Most patients still believe, however, that anesthesia for routine total joint replacement involves general anesthesia. This is a method of anesthesia, still utilized in many other surgeries, that involves receiving one or more of several potent sedatives, a complete body paralytic (paralyzes the entire body including the diaphragm which allows you to breathe on your own) and placement of an endotracheal tube through your mouth and throat into your lungs so a machine can breathe for you during the procedure. Fortunately for the majority of routine joint replacement surgeries, general anesthesia is no longer required, nor is it recommended.
One of the greatest advances in joint replacement surgery in the last few decades has been the utilization of regional anesthesia rather than general anesthesia. Regional anesthesia involves the isolated “numbing” of specific nerves and nerve distributions that receive pain sensations from the lower extremities (legs), allowing the surgery to be performed without “going to sleep”. No intubation is required.
For hip replacements my standard anesthesia protocol includes a small amount of pre-operative “relaxation” on the way to the operating room and a spinal performed by our team of anesthesiologists once in the operating room. A spinal is a single injection of a local anesthetic into the spine that very quickly and completely numbs, and temporarily paralyzes, the lower extremities from the waist down. This block typically wears off after about 3hrs or so. This allows me time to prepare and position you for the procedure, perform the surgery and get you to the post-op care area pain- free. Motor and sensory function to your legs will return while in the post-anesthesia care unit, and when it does, we move you up to the floor to start you walking with all your weight on your new hip.

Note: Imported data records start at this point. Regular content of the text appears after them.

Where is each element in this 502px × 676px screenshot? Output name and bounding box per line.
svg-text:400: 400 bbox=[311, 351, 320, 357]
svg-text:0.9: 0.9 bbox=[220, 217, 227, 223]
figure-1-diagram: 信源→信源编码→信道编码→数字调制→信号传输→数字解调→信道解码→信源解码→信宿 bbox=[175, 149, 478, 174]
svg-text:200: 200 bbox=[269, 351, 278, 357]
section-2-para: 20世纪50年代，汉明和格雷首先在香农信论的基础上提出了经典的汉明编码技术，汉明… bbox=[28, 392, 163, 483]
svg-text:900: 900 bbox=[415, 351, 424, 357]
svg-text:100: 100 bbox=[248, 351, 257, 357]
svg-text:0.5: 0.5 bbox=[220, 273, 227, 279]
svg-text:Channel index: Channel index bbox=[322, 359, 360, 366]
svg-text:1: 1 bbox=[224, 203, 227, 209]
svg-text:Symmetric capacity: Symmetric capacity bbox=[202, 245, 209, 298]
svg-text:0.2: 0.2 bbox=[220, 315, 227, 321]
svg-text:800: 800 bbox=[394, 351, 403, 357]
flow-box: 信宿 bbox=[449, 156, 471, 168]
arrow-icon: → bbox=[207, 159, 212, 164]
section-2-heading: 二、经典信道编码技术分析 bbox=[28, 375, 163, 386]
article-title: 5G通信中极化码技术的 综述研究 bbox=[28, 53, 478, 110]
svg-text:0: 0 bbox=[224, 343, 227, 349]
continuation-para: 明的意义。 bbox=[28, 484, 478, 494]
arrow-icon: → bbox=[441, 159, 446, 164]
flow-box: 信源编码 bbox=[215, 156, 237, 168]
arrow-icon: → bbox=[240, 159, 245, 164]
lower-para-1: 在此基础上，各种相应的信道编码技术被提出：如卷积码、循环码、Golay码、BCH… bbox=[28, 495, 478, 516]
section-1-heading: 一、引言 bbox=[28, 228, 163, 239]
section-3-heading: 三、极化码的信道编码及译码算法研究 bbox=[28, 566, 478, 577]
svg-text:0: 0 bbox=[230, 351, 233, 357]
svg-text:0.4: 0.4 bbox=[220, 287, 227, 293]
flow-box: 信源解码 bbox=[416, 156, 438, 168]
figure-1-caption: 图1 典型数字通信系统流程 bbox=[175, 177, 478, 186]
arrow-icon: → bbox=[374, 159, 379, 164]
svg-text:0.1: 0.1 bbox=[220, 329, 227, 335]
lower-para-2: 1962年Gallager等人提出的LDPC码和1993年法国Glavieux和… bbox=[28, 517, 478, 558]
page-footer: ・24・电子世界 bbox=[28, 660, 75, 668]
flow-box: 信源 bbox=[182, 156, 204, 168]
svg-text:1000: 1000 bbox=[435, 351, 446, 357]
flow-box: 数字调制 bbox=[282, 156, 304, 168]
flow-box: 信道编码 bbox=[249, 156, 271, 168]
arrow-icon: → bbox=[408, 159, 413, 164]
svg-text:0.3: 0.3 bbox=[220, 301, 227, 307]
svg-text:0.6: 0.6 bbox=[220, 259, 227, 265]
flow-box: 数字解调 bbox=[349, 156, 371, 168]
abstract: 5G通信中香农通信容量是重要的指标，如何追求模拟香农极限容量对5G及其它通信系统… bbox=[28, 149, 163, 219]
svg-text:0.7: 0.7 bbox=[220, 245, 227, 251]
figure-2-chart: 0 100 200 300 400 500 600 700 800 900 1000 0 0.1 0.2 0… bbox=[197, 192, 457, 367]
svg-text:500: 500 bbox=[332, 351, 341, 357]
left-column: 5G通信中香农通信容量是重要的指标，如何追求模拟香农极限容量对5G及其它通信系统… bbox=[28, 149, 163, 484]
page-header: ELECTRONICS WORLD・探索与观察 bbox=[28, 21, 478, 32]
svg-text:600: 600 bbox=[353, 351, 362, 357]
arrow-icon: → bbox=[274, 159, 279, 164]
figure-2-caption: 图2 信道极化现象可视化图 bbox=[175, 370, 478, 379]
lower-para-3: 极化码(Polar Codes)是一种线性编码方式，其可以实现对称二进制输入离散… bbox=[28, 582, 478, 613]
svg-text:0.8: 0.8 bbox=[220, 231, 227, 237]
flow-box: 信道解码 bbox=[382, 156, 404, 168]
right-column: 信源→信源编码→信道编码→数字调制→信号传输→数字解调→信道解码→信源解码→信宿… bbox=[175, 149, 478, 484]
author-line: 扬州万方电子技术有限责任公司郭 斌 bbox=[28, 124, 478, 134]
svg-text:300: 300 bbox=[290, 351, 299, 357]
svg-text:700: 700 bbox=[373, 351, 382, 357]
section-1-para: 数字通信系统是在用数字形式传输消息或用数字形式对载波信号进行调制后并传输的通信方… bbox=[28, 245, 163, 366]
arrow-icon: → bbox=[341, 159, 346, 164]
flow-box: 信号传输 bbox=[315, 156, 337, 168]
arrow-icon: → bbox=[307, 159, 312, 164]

For partial and total knee replacements, in addition to the protocol mentioned above, patients also receive an injection into the upper thigh called an adductor canal block that additionally “numbs” only the sensory (not motor) pain fibers of the thigh and knee. A fishing wire- thin catheter is also placed at the same time into this adductor canal by the block team. This is currently done in the pre-operative holding area prior to heading into the operating room. Placement of the catheter allows for 24-48hrs of continuous dosing of pain controlling anesthetic to the knee and tissues surrounding the knee. During the procedure two additional long acting local anesthetics are injected into the areas around the bone, tissues and skin as an additional way for me to help control the early post-operative pain. Like the anesthesia utilized in the hip, the spinal wears off after 3hrs or so, and at that point we begin to get you mobile on the orthopaedic floor.
Although, there are still situations in which general anesthesia is recommended or required in joint replacement surgery, such as an extended lumbar spine fusion where there is no access to the nerves in the spine, this use of regional anesthetic has all but made the use of general anesthesia obsolete in joint replacement surgery. Patients are given the option of receiving sedation during the case and literally taking a nap or, if they wish, being completely awake and aware of everything that’s taking place in the operating room. Currently most patients are choosing the “nap”.
Theoretic benefits of the regional blocks also include less post-operative nausea and grogginess, decreased blood loss, decreased risks of blood clots, decreased use of narcotics in the early post-op period and quicker recovery due to decreased pain. It is my opinion that the best thing to happen to joint replacement surgery in the last 2 decades has less to do with custom implants or instruments, navigation or surgical technique, but more to do with these continued advances in peri-operative anesthesia and immediate post-operative pain management.